Posted on 15 December 200814 June 2018

New research shows price on carbon not enough to save rainforestsNew research released last week raises further questions about the effectiveness of relying on carbon markets to fund reductions in tropical deforestation.

The paper, from researchers Martin Persson and Christian Azar of the Chalmers University of Technology, Sweden, warns that increased prices of carbon credits worldwide – upon which most forest carbon trading scenarios rely on – would also simultaneously drive up the prices of biofuels such as palm oil, thus making forest clearance more profitable then REDD payments.

The new study, entitled “Preserving the world’s tropical forests: a price on carbon may not do”, shows that clearing tropical forests for palm oil plantations, producing both liquid and solid biofuels, will remain highly profitable even when faced with a price on the carbon emissions arising from deforestation.
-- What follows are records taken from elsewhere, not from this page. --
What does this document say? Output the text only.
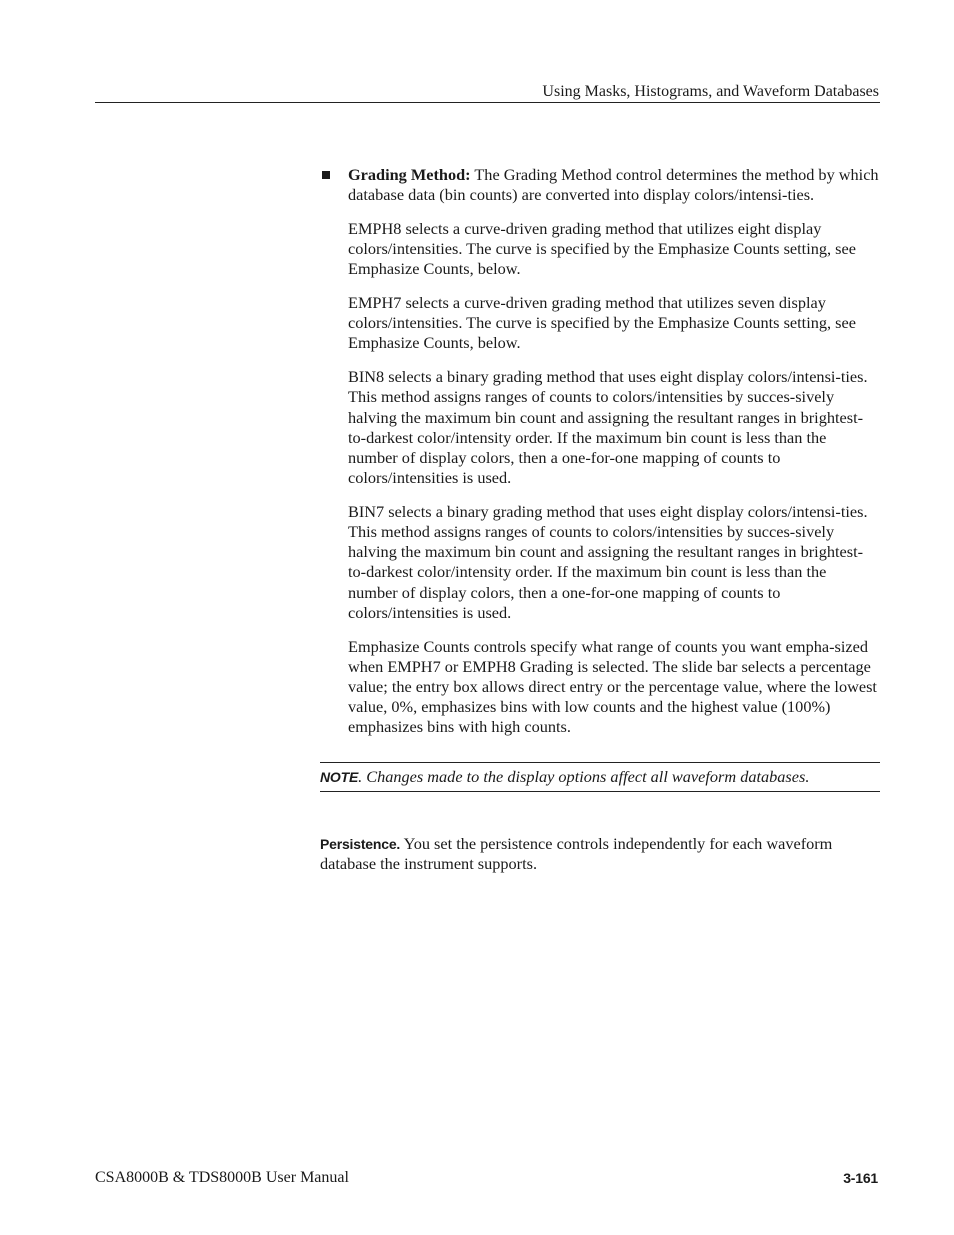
Using Masks, Histograms, and Waveform Databases

Grading Method: The Grading Method control determines the method by which database data (bin counts) are converted into display colors/intensi-ties.

EMPH8 selects a curve-driven grading method that utilizes eight display colors/intensities. The curve is specified by the Emphasize Counts setting, see Emphasize Counts, below.

EMPH7 selects a curve-driven grading method that utilizes seven display colors/intensities. The curve is specified by the Emphasize Counts setting, see Emphasize Counts, below.

BIN8 selects a binary grading method that uses eight display colors/intensi-ties. This method assigns ranges of counts to colors/intensities by succes-sively halving the maximum bin count and assigning the resultant ranges in brightest-to-darkest color/intensity order. If the maximum bin count is less than the number of display colors, then a one-for-one mapping of counts to colors/intensities is used.

BIN7 selects a binary grading method that uses eight display colors/intensi-ties. This method assigns ranges of counts to colors/intensities by succes-sively halving the maximum bin count and assigning the resultant ranges in brightest-to-darkest color/intensity order. If the maximum bin count is less than the number of display colors, then a one-for-one mapping of counts to colors/intensities is used.

Emphasize Counts controls specify what range of counts you want empha-sized when EMPH7 or EMPH8 Grading is selected. The slide bar selects a percentage value; the entry box allows direct entry or the percentage value, where the lowest value, 0%, emphasizes bins with low counts and the highest value (100%) emphasizes bins with high counts.

NOTE. Changes made to the display options affect all waveform databases.
Persistence. You set the persistence controls independently for each waveform database the instrument supports.
CSA8000B & TDS8000B User Manual	3-161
The current efforts to include tropical deforestation in a future climate regime may therefore not be sufficient to protect the world’s tropical forests.

“It is argued that [forest carbon payments] would make forest clearance unprofitable and tropical countries would choose to preserve more of their remaining forests. However, a carbon price will also increase the demand for bioenergy and make forest clearance for agricultural land more profitable,” says Martin Persson, researcher at the Department of Energy and Environment at Chalmers University of Technology, Gothenburg, Sweden.

The expansion of palm oil plantations is already an important driving force behind deforestation in South-east Asia, although the proportion of palm oil that goes into biodiesel production is still small. In addition, with increasing profitability there is a risk that palm oil plantations will also start to expand in the Amazon and Congo basins, areas with a large share of the world’s remaining tropical forests.

“These results should not be taken as an argument for keeping tropical deforestation out of a future international climate regime. That would only make matters worse. But it implies that in addition to a price on the carbon emissions from deforestation, other and stronger protection measures will still be needed,” Martin Persson concludes.